Старая театральная Москва | страница 15



Пусть вся обстановка гармонирует с его замыслом.

Декорации для «Фауста» будут написаны по рисункам Коровина, которые вышлет Шаляпин.

Костюмы сделаны по тем рисункам, которые пришлёт Шаляпин.

Шаляпин не только поёт Мефистофеля. Он ставит «Фауста».

И на этот раз сможет осуществить мечту своей артистической жизни.

Дать тот образ Мефистофеля, который стоит у него перед глазами.

Шаляпин – это Фауст.

За ним неотступно следует по пятам Мефистофель. Мефистофель не оставляет его ни на минуту, Мефистофель, это – не только его любимая роль. Это почти его мучение. Его кошмар.

В первый раз Мефистофель явился к нему когда-то давным-давно в самом начале карьеры.

К Фаусту он явился в костюме странствующего схоластика.

К Шаляпину в костюме артиста странствующей труппы.

Забавно смотреть теперь на тогдашний портрет Шаляпина в роли Мефистофеля.

Традиционная «козлиная бородка». Усы – штопором. Франт. Если к этому прибавить ещё широкое в складках и морщинах трико, – получается совсем прелесть.

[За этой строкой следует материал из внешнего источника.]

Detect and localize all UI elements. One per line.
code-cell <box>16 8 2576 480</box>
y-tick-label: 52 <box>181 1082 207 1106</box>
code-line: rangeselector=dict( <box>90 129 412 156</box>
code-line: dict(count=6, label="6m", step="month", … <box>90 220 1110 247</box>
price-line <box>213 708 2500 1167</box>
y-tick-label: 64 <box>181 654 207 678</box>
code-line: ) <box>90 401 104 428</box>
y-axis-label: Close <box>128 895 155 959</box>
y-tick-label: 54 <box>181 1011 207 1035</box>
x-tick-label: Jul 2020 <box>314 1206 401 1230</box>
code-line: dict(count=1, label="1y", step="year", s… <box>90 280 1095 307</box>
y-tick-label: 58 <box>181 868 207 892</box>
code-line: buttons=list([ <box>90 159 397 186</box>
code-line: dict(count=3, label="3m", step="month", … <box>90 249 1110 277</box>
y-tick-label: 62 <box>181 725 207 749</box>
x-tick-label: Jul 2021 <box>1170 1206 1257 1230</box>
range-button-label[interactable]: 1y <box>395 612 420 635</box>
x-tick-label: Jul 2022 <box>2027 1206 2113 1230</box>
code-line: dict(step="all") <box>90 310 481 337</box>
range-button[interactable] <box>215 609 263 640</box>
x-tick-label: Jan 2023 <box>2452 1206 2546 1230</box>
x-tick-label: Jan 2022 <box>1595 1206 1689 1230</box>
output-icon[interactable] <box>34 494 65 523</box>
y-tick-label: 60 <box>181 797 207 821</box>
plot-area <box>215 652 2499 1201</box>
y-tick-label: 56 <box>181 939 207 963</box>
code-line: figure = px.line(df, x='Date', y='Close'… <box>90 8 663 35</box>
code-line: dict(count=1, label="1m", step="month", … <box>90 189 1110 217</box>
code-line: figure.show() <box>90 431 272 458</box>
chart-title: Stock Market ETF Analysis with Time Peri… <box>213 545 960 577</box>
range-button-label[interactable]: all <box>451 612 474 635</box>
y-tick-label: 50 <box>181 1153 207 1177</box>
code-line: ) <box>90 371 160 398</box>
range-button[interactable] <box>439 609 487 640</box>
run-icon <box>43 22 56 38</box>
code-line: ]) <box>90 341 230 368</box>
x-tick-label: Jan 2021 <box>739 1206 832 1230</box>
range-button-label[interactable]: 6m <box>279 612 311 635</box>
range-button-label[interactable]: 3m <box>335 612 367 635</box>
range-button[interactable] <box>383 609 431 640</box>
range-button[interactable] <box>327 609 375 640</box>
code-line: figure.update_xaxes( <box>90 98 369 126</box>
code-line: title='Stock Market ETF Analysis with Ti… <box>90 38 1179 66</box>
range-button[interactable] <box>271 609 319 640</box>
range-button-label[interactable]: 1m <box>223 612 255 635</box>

Обычный Мефистофель, грызущий сталь в сцене с крестами, – обычной странствующей оперной труппы.

Но рос и становился глубже артист, рос и глубже становился его Мефистофель.

Каждый спектакль он вносит что-нибудь новое, продуманное и прочувствованное в эту роль.

Каждый спектакль к Мефистофелю прибавляется новый штрих.

Мефистофель растёт, как растёт Шаляпин.

И вся артистическая карьера Шаляпина, это – работа над Мефистофелем.

Сколько работает Шаляпин?

Публика любит думать, что её любимцы не работают совсем.

– Вышел и поёт.

Как богу на душу положит. И выходит хорошо.

– Потому – талант!

Шаляпин работает только столько часов, сколько он не спит.

За обедом, ужином, в дружеской беседе он охотнее всего говорит, спорит о своих ролях. И из ролей охотнее всего о своём кошмаре – Мефистофеле.

Только «Демон», главным образом за последний год, немного сжалился над ним и отвлёк его от своего коллеги.

Как часто друзья просиживали с Шаляпиным ночи напролёт где-нибудь в ресторане, не замечая, как летит время.

Публика заглядывала.

– Шаляпин кутит!

На завтра рассказывали:

– Кутил ночь напролёт!

И ночь, действительно, проходила напролёт.

«Светлела даль, перед зарёю новой ночная мгла с неба сходила, и день плёлся своей чредой».

А забытая, давно уж переставшая шипеть, бутылка выдыхалась и теплела.

Ночь проходила в разговорах, спорах не о ролях, о художественных образах.

Часы за часами улетали в рассказах Шаляпина, как он представляет себе Мефистофеля, как надо спеть ту, эту фразу, каким жестом, где что подчеркнуть.